We report a study of the photocatalytic reduction of CO2 to CO by zinc porphyrins covalently linked to [ReI(2,2'-bipyridine)(CO)3L]+/0 moieties with visible light of wavelength >520 nm. Dyad 1 contains an amide C6H4NHC(O) link from porphyrin to bipyridine (Bpy), Dyad 2 contains an additional methoxybenzamide within the bridge C6H4NHC(O)C6H3(OMe)NHC(O), while Dyad 3 has a saturated bridge C6H4NHC(O)CH2; each dyad is studied with either L = Br or 3-picoline. The syntheses, spectroscopic characterisation and cyclic voltammetry of Dyad 3 Br and [Dyad 3 pic]OTf are described. The photocatalytic performance of [Dyad 3 pic]OTf in DMF/triethanolamine (5 : 1) is approximately an order of magnitude better than [Dyad 1 pic]PF6 or [Dyad 2 pic]OTf in turnover frequency and turnover number, reaching a turnover number of 360. The performance of the dyads with Re-Br units is very similar to that of the dyads with [Re-pic]+ units in spite of the adverse free energy of electron transfer. The dyads undergo reactions during photocatalysis: hydrogenation of the porphyrin to form chlorin and isobacteriochlorin units is detected by visible absorption spectroscopy, while IR spectroscopy reveals replacement of the axial ligand by a triethanolaminato group and insertion of CO2 into the latter to form a carbonate. Time-resolved IR spectra of [Dyad 2 pic]OTf and [Dyad 3 pic]OTf (560 nm excitation in CH2Cl2) demonstrated electron transfer from porphyrin to Re(Bpy) units resulting in a shift of ν(CO) bands to low wavenumbers. The rise time of the charge-separated species for [Dyad 3 pic]OTf is longest at 8 (±1) ps and its lifetime is also the longest at 320 (±15) ps. The TRIR spectra of Dyad 1 Br and Dyad 2 Br are quite different showing a mixture of 3MLCT, IL and charge-separated excited states. In the case of Dyad 3 Br, the charge-separated state is absent altogether. The TRIR spectra emphasize the very different excited states of the bromide complexes and the picoline complexes. Thus, the similarity of the photocatalytic data for bromide and picoline dyads suggests that they share common intermediates. Most likely, these involve hydrogenation of the porphyrin and substitution of the axial ligand at rhenium.
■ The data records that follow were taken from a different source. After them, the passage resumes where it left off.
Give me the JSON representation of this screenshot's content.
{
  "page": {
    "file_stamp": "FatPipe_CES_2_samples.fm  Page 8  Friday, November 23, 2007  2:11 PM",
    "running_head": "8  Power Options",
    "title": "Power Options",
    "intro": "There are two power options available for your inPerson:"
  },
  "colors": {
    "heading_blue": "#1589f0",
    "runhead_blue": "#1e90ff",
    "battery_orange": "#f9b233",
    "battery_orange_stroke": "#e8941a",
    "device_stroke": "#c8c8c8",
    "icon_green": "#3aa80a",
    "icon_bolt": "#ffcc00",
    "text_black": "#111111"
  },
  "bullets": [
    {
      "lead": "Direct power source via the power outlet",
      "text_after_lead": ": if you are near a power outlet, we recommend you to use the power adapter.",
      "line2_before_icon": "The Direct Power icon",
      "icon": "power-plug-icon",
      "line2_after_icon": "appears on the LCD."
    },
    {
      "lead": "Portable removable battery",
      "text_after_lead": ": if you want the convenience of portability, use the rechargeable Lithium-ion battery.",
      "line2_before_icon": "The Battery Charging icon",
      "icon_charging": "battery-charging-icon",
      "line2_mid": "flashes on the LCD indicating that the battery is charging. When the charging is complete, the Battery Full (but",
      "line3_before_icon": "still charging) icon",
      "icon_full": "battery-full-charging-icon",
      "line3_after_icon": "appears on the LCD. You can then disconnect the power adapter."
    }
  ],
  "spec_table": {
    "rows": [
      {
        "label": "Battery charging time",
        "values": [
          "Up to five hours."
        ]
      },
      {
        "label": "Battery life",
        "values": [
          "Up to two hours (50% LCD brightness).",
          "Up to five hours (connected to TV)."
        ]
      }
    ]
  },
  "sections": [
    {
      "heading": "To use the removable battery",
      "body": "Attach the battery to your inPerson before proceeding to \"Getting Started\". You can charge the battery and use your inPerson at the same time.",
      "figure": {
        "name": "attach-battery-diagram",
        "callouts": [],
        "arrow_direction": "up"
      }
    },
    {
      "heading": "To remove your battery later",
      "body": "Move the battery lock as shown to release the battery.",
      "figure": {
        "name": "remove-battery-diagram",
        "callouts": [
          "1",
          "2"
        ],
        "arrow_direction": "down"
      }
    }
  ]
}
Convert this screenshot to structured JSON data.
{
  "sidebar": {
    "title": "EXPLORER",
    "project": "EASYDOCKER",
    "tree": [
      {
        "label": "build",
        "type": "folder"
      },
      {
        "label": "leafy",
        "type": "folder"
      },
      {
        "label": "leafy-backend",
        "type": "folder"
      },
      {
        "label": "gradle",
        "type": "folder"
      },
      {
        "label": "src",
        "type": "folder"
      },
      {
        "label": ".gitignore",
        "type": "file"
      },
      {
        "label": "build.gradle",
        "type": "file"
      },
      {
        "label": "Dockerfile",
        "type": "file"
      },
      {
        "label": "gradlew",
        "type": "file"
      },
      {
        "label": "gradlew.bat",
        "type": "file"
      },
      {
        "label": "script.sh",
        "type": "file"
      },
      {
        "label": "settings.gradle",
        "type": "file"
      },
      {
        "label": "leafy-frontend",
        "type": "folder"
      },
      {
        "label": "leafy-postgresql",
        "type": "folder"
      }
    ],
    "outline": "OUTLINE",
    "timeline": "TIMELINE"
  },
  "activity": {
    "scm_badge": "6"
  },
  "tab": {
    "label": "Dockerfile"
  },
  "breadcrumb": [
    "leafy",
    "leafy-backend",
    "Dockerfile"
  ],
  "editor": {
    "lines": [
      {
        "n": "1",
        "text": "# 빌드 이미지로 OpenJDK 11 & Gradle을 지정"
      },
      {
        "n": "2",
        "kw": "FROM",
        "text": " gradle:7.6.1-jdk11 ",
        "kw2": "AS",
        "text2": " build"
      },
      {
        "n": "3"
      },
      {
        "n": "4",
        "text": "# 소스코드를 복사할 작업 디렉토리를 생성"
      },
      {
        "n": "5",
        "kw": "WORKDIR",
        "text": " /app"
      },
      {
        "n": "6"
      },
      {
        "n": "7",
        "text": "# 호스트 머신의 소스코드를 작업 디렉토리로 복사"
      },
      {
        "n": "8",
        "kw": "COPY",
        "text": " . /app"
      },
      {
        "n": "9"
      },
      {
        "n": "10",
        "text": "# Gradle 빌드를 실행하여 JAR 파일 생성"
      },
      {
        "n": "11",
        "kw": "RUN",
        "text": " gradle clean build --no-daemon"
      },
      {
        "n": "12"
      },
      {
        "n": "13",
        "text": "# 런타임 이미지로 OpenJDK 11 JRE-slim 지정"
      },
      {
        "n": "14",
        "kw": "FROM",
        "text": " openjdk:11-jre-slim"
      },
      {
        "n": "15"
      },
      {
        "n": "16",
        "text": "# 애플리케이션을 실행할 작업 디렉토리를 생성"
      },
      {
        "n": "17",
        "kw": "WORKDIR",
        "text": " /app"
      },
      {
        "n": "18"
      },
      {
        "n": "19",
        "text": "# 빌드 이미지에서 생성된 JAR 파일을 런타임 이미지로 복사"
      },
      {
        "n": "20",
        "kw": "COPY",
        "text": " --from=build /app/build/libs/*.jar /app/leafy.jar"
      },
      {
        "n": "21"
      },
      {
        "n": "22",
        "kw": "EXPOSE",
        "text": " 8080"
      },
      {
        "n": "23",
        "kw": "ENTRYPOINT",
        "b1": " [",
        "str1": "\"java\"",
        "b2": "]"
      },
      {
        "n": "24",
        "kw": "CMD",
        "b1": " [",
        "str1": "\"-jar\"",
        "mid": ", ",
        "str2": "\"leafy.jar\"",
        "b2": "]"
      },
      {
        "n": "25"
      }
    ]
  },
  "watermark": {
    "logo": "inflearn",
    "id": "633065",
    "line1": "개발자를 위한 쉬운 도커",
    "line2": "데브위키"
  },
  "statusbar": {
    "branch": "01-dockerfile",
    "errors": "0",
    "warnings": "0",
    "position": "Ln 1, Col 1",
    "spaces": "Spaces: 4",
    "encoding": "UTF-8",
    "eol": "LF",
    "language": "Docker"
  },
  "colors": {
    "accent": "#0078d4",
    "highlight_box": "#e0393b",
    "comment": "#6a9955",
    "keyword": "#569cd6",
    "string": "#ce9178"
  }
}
Photochemical dihydrogen production using an analogue of the active site of [NiFe] hydrogenase.

Photoproduction of dihydrogen (H2) by a low molecular weight analogue of the active site of [NiFe] hydrogenase has been investigated by reduction of the [NiFe2] cluster, 1, by a photosensitier PS (PS = [ReCl(CO)3(bpy)] or [Ru(bpy)3][PF6]2). Reductive quenching of the (3)MLCT excited state of the photosensitizer by NEt3 or N(CH2CH2OH)3 (TEOA) generates PS(•-), and subsequent intermolecular electron transfer to 1 produces the reduced anionic form of 1. Time-resolved infrared spectroscopy (TRIR) has been used to probe the intermediates throughout the reduction of 1 and subsequent photocatalytic H2 production from [HTEOA][BF4], which was monitored by gas chromatography. Two structural isomers of the reduced form of 1 (1a(•-) and 1b(•-)) were detected by Fourier transform infrared spectroscopy (FTIR) in both CH3CN and DMF (dimethylformamide), while only 1a(•-) was detected in CH2Cl2. Structures for these intermediates are proposed from the results of density functional theory calculations and FTIR spectroscopy. 1a(•-) is assigned to a similar structure to 1 with six terminal carbonyl ligands, while calculations suggest that in 1b(•-) two of the carbonyl groups bridge the Fe centers, consistent with the peak observed at 1714 cm(-1) in the FTIR spectrum for 1b(•-) in CH3CN, assigned to a ν(CO) stretching vibration. Formation of 1a(•-) and 1b(•-) and production of H2 was studied in CH3CN, DMF, and CH2Cl2. Although the more catalytically active species (1a(•-) or 1b(•-)) could not be determined, photocatalysis was observed only in CH3CN and DMF.